Enfin, le modèle qui vient d’être décrit apporte, ce me semble, par rapport au modèle de Maher, un élément qui se révèle nécessaire dans le cadre d’un modèle explicatif des délires polythématiques. Cet élément consiste en une réponse à la question de savoir pourquoi le contenu des idées délirantes dans la schizophrénie s’identifie le plus souvent avec les délires de référence, de télépathie, d’insertion de pensée, d’influence et de contrôle. Ainsi que cela a été exposé, la réponse fournie par le présent modèle est qu’un mécanisme de même nature, fondé sur le sophisme post hoc, conduit à l’élaboration de ces différents thèmes délirants. Dans les arguments délirants primaires, de référence, de télépathie ou d’influence, un événement interne au patient précède un événement externe.
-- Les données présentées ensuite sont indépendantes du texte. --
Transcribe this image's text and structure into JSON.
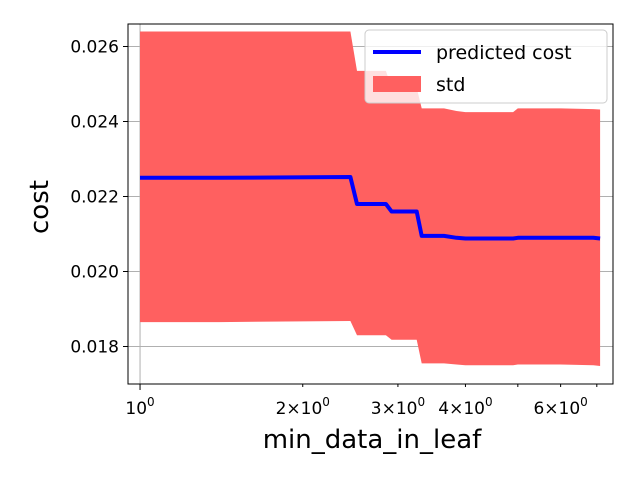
{
  "chart_data": {
    "type": "line",
    "xscale": "log",
    "xlabel": "min_data_in_leaf",
    "ylabel": "cost",
    "xlim": [
      0.95,
      7.5
    ],
    "ylim": [
      0.017,
      0.0266
    ],
    "grid": "y-only",
    "legend_position": "top-right",
    "x_major_ticks": [
      {
        "value": 1,
        "base": "10",
        "exp": "0"
      }
    ],
    "x_minor_ticks": [
      {
        "value": 2,
        "coef": "2",
        "base": "10",
        "exp": "0"
      },
      {
        "value": 3,
        "coef": "3",
        "base": "10",
        "exp": "0"
      },
      {
        "value": 4,
        "coef": "4",
        "base": "10",
        "exp": "0"
      },
      {
        "value": 6,
        "coef": "6",
        "base": "10",
        "exp": "0"
      }
    ],
    "x_unlabeled_minor_ticks": [
      5,
      7
    ],
    "y_ticks": [
      {
        "value": 0.018,
        "label": "0.018"
      },
      {
        "value": 0.02,
        "label": "0.020"
      },
      {
        "value": 0.022,
        "label": "0.022"
      },
      {
        "value": 0.024,
        "label": "0.024"
      },
      {
        "value": 0.026,
        "label": "0.026"
      }
    ],
    "series": [
      {
        "name": "predicted cost",
        "kind": "line",
        "color": "#0000ff",
        "x": [
          1.0,
          1.4,
          2.45,
          2.52,
          2.85,
          2.92,
          3.25,
          3.32,
          3.65,
          3.85,
          4.0,
          4.9,
          5.0,
          6.0,
          6.9,
          7.1
        ],
        "y": [
          0.0225,
          0.0225,
          0.02252,
          0.0218,
          0.0218,
          0.0216,
          0.0216,
          0.02095,
          0.02095,
          0.0209,
          0.02088,
          0.02088,
          0.0209,
          0.0209,
          0.0209,
          0.02088
        ]
      },
      {
        "name": "std",
        "kind": "band",
        "color": "#ff6060",
        "x": [
          1.0,
          1.4,
          2.45,
          2.52,
          2.85,
          2.92,
          3.25,
          3.32,
          3.65,
          3.85,
          4.0,
          4.9,
          5.0,
          6.0,
          6.9,
          7.1
        ],
        "upper": [
          0.0264,
          0.0264,
          0.0264,
          0.02535,
          0.02535,
          0.0249,
          0.0249,
          0.02435,
          0.02435,
          0.02428,
          0.02425,
          0.02425,
          0.02435,
          0.02435,
          0.02433,
          0.02432
        ],
        "lower": [
          0.01865,
          0.01865,
          0.01868,
          0.0183,
          0.0183,
          0.01818,
          0.01818,
          0.01755,
          0.01755,
          0.01752,
          0.0175,
          0.0175,
          0.01752,
          0.01752,
          0.0175,
          0.01748
        ]
      }
    ]
  }
}
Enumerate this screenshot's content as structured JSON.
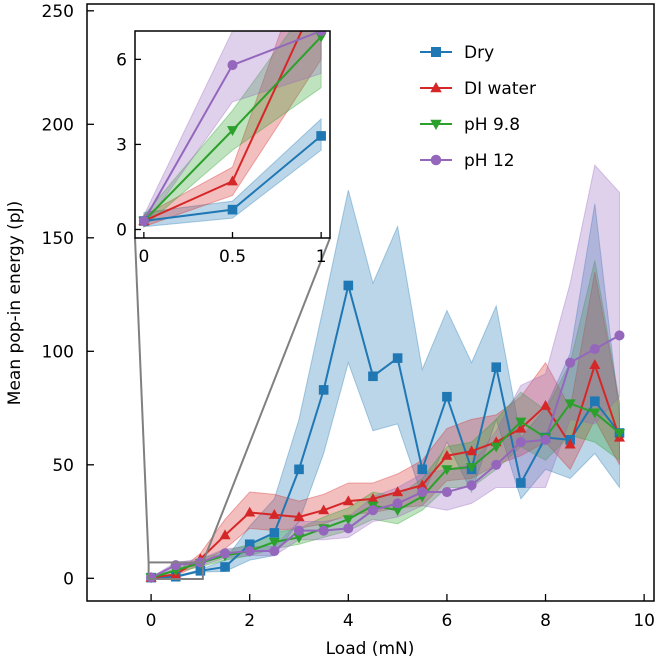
{
  "chart_data": {
    "type": "line",
    "xlabel": "Load (mN)",
    "ylabel": "Mean pop-in energy (pJ)",
    "xlim": [
      -1.3,
      10.2
    ],
    "ylim": [
      -10,
      253
    ],
    "xticks": [
      0,
      2,
      4,
      6,
      8,
      10
    ],
    "yticks": [
      0,
      50,
      100,
      150,
      200,
      250
    ],
    "x": [
      0,
      0.5,
      1,
      1.5,
      2,
      2.5,
      3,
      3.5,
      4,
      4.5,
      5,
      5.5,
      6,
      6.5,
      7,
      7.5,
      8,
      8.5,
      9,
      9.5
    ],
    "series": [
      {
        "name": "Dry",
        "color": "#1f77b4",
        "marker": "square",
        "values": [
          0.3,
          0.7,
          3.3,
          5,
          15,
          20,
          48,
          83,
          129,
          89,
          97,
          48,
          80,
          48,
          93,
          42,
          62,
          61,
          78,
          64
        ],
        "lower": [
          0.1,
          0.4,
          2.8,
          3,
          8,
          10,
          25,
          55,
          95,
          65,
          68,
          36,
          60,
          38,
          70,
          35,
          48,
          44,
          55,
          40
        ],
        "upper": [
          0.6,
          1.0,
          3.9,
          8,
          23,
          35,
          70,
          120,
          171,
          130,
          155,
          92,
          118,
          95,
          120,
          62,
          75,
          99,
          165,
          72
        ]
      },
      {
        "name": "DI water",
        "color": "#d62728",
        "marker": "triangle-up",
        "values": [
          0.3,
          1.7,
          8.5,
          19,
          29,
          28,
          27,
          30,
          34,
          35,
          38,
          41,
          54,
          56,
          60,
          66,
          76,
          59,
          94,
          62
        ],
        "lower": [
          0.1,
          1.2,
          6,
          13,
          22,
          21,
          22,
          24,
          28,
          29,
          31,
          32,
          43,
          44,
          50,
          54,
          60,
          48,
          70,
          50
        ],
        "upper": [
          0.5,
          2.2,
          11,
          26,
          38,
          37,
          34,
          37,
          42,
          42,
          46,
          52,
          66,
          70,
          72,
          80,
          95,
          75,
          135,
          77
        ]
      },
      {
        "name": "pH 9.8",
        "color": "#2ca02c",
        "marker": "triangle-down",
        "values": [
          0.3,
          3.5,
          6.8,
          10,
          12,
          16,
          18,
          22,
          26,
          32,
          30,
          36,
          48,
          49,
          58,
          69,
          62,
          77,
          73,
          64
        ],
        "lower": [
          0.1,
          2.8,
          5,
          8,
          10,
          13,
          15,
          18,
          21,
          26,
          24,
          30,
          40,
          40,
          48,
          58,
          52,
          63,
          60,
          52
        ],
        "upper": [
          0.5,
          4.2,
          8.5,
          12,
          15,
          20,
          22,
          27,
          31,
          38,
          36,
          44,
          58,
          60,
          70,
          82,
          74,
          95,
          140,
          78
        ]
      },
      {
        "name": "pH 12",
        "color": "#9467bd",
        "marker": "circle",
        "values": [
          0.3,
          5.8,
          7,
          11,
          12,
          12,
          21,
          21,
          22,
          30,
          33,
          38,
          38,
          41,
          50,
          60,
          61,
          95,
          101,
          107
        ],
        "lower": [
          0.1,
          4.5,
          5.5,
          9,
          10,
          10,
          17,
          17,
          18,
          25,
          27,
          32,
          30,
          33,
          40,
          40,
          40,
          70,
          68,
          80
        ],
        "upper": [
          0.5,
          7,
          8.5,
          13,
          14,
          14,
          25,
          25,
          27,
          36,
          40,
          46,
          48,
          50,
          65,
          85,
          90,
          130,
          182,
          170
        ]
      }
    ],
    "inset": {
      "xlim": [
        -0.05,
        1.05
      ],
      "ylim": [
        -0.3,
        7
      ],
      "xticks": [
        0,
        0.5,
        1
      ],
      "xtick_labels": [
        "0",
        "0.5",
        "1"
      ],
      "yticks": [
        0,
        3,
        6
      ],
      "ytick_labels": [
        "0",
        "3",
        "6"
      ],
      "zoom_region": {
        "x": [
          -0.05,
          1.05
        ],
        "y": [
          -0.3,
          7
        ]
      }
    },
    "legend": {
      "position": "top-right",
      "entries": [
        "Dry",
        "DI water",
        "pH 9.8",
        "pH 12"
      ]
    }
  }
}
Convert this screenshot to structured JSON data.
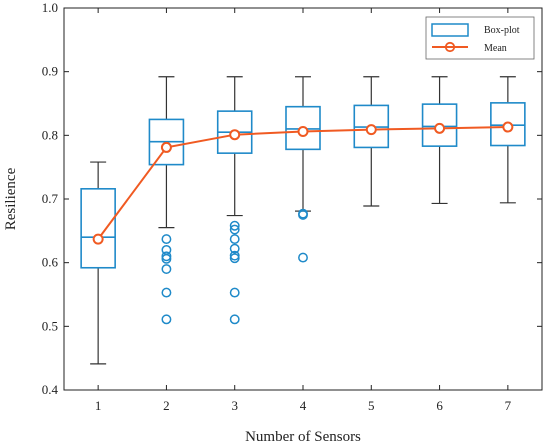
{
  "chart_data": {
    "type": "box",
    "xlabel": "Number of Sensors",
    "ylabel": "Resilience",
    "ylim": [
      0.4,
      1.0
    ],
    "yticks": [
      "0.4",
      "0.5",
      "0.6",
      "0.7",
      "0.8",
      "0.9",
      "1.0"
    ],
    "categories": [
      "1",
      "2",
      "3",
      "4",
      "5",
      "6",
      "7"
    ],
    "legend": {
      "position": "top-right",
      "box_label": "Box-plot",
      "mean_label": "Mean"
    },
    "colors": {
      "box": "#1f8ac9",
      "mean": "#f05a22",
      "whisker": "#333333"
    },
    "boxes": [
      {
        "x": "1",
        "min": 0.441,
        "q1": 0.592,
        "median": 0.64,
        "q3": 0.716,
        "max": 0.758,
        "outliers": []
      },
      {
        "x": "2",
        "min": 0.655,
        "q1": 0.754,
        "median": 0.79,
        "q3": 0.825,
        "max": 0.892,
        "outliers": [
          0.637,
          0.62,
          0.61,
          0.606,
          0.59,
          0.553,
          0.511
        ]
      },
      {
        "x": "3",
        "min": 0.674,
        "q1": 0.772,
        "median": 0.805,
        "q3": 0.838,
        "max": 0.892,
        "outliers": [
          0.658,
          0.652,
          0.637,
          0.622,
          0.611,
          0.607,
          0.553,
          0.511
        ]
      },
      {
        "x": "4",
        "min": 0.681,
        "q1": 0.778,
        "median": 0.81,
        "q3": 0.845,
        "max": 0.892,
        "outliers": [
          0.677,
          0.675,
          0.608
        ]
      },
      {
        "x": "5",
        "min": 0.689,
        "q1": 0.781,
        "median": 0.813,
        "q3": 0.847,
        "max": 0.892,
        "outliers": []
      },
      {
        "x": "6",
        "min": 0.693,
        "q1": 0.783,
        "median": 0.814,
        "q3": 0.849,
        "max": 0.892,
        "outliers": []
      },
      {
        "x": "7",
        "min": 0.694,
        "q1": 0.784,
        "median": 0.816,
        "q3": 0.851,
        "max": 0.892,
        "outliers": []
      }
    ],
    "series": [
      {
        "name": "Mean",
        "values": [
          0.637,
          0.781,
          0.801,
          0.806,
          0.809,
          0.811,
          0.813
        ]
      }
    ]
  }
}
Et dans le cas d’un argument délirant primaire de contrôle, cette structure est simplement inversée : c’est un événement extérieur qui précède un événement de la vie interne du patient.

On le voit finalement, l’analyse qui précède permet de justifier et de renforcer le modèle initial de Maher. Dans ce contexte, on peut observer qu’une des conséquences du présent modèle est que la seule apophénie, associée à un raisonnement normal, se révèle suffisante pour donner lieu à l’émergence et à la maintenance d’un système délirant.